The above information is from the Ebook, Topology Without Tears by Sidney A. Morris around Page 290.
 A: If $S$ is infinite and not contained in any single $X_{n}$, then the set $\{ n \in \mathbb{N} : S \cap (X_n \setminus X_{n-1} ) \neq \emptyset \}$ is infinite, and we may recursively pick $x_1 , x_2 , \ldots \in S$ such that for each $k \in \mathbb{N}$ there is an $n \in \mathbb{N}$ such that $S \cap X_n = \{ x_1 , \ldots , x_k \}$. (Let $n_1 = \min \{ n \in \mathbb{N} : S \cap X_n \neq \emptyset \}$ and pick $x_1 \in S \cap X_{n_1}$; given appropriate $n_1 < \cdots < n_{k-1}$ let $n_k = \min \{ n \in \mathbb{N} : S \cap ( X_n \setminus X_{n_{k-1}} ) \neq \emptyset \}$ and pick $x_k \in S \cap (X_{n_k} \setminus X_{n_{k-1}} )$.)
I claim that $A = \{ x_1 , x_2 , \ldots \}$ is closed discrete.  


*

*Note that as the $X_n$ are increasing, by our choice of the $x_k$ it follows that $A \cap X_n$ is finite, and hence compact, for each $n$, meaning that $A$ is closed in $X$.

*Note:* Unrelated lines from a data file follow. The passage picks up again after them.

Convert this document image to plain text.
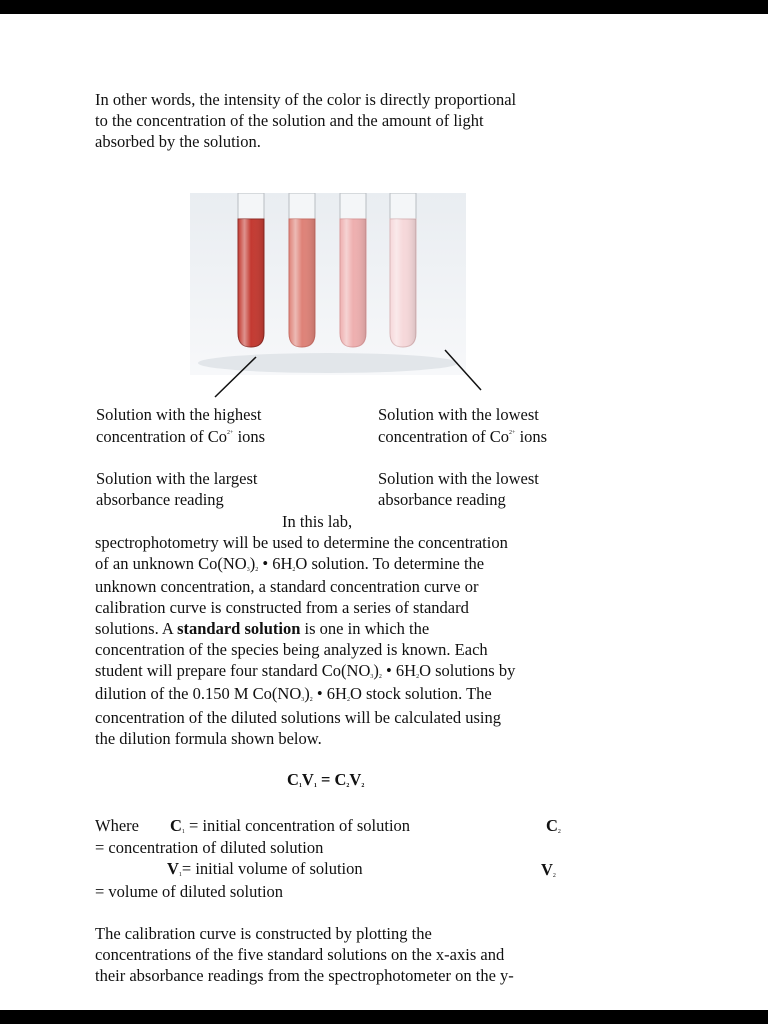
In other words, the intensity of the color is directly proportional
to the concentration of the solution and the amount of light
absorbed by the solution.
Solution with the highest
concentration of $Co^{2+}$ ions
Solution with the lowest
concentration of $Co^{2+}$ ions
Solution with the largest
absorbance reading
Solution with the lowest
absorbance reading
In this lab,
spectrophotometry will be used to determine the concentration
of an unknown $Co(NO_3)_2$ • $6H_2O$ solution. To determine the
unknown concentration, a standard concentration curve or
calibration curve is constructed from a series of standard
solutions. A standard solution is one in which the
concentration of the species being analyzed is known. Each
student will prepare four standard $Co(NO_3)_2$ • $6H_2O$ solutions by
dilution of the 0.150 M $Co(NO_3)_2$ • $6H_2O$ stock solution. The
concentration of the diluted solutions will be calculated using
the dilution formula shown below.
$C_1V_1 = C_2V_2$
Where $C_1$ = initial concentration of solution	$C_2$
= concentration of diluted solution
$V_1=$ initial volume of solution	$V_2$
= volume of diluted solution
The calibration curve is constructed by plotting the
concentrations of the five standard solutions on the x-axis and
their absorbance readings from the spectrophotometer on the y-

*In fact, using the same reasoning as above, all subsets of $A$ are closed in $X$. In particular, for each $k \in \mathbb{N}$ as $A \setminus \{ x_k \}$ is closed in $X$, then $X \setminus ( A \setminus \{ x_k \} ) = \{ x_k \} \cup ( X \setminus A )$ is an open neighborhood of $x_k$ whose intersection with $A$ is $\{ x_k \}$.  Thus $A$ is a discrete subset of $X$.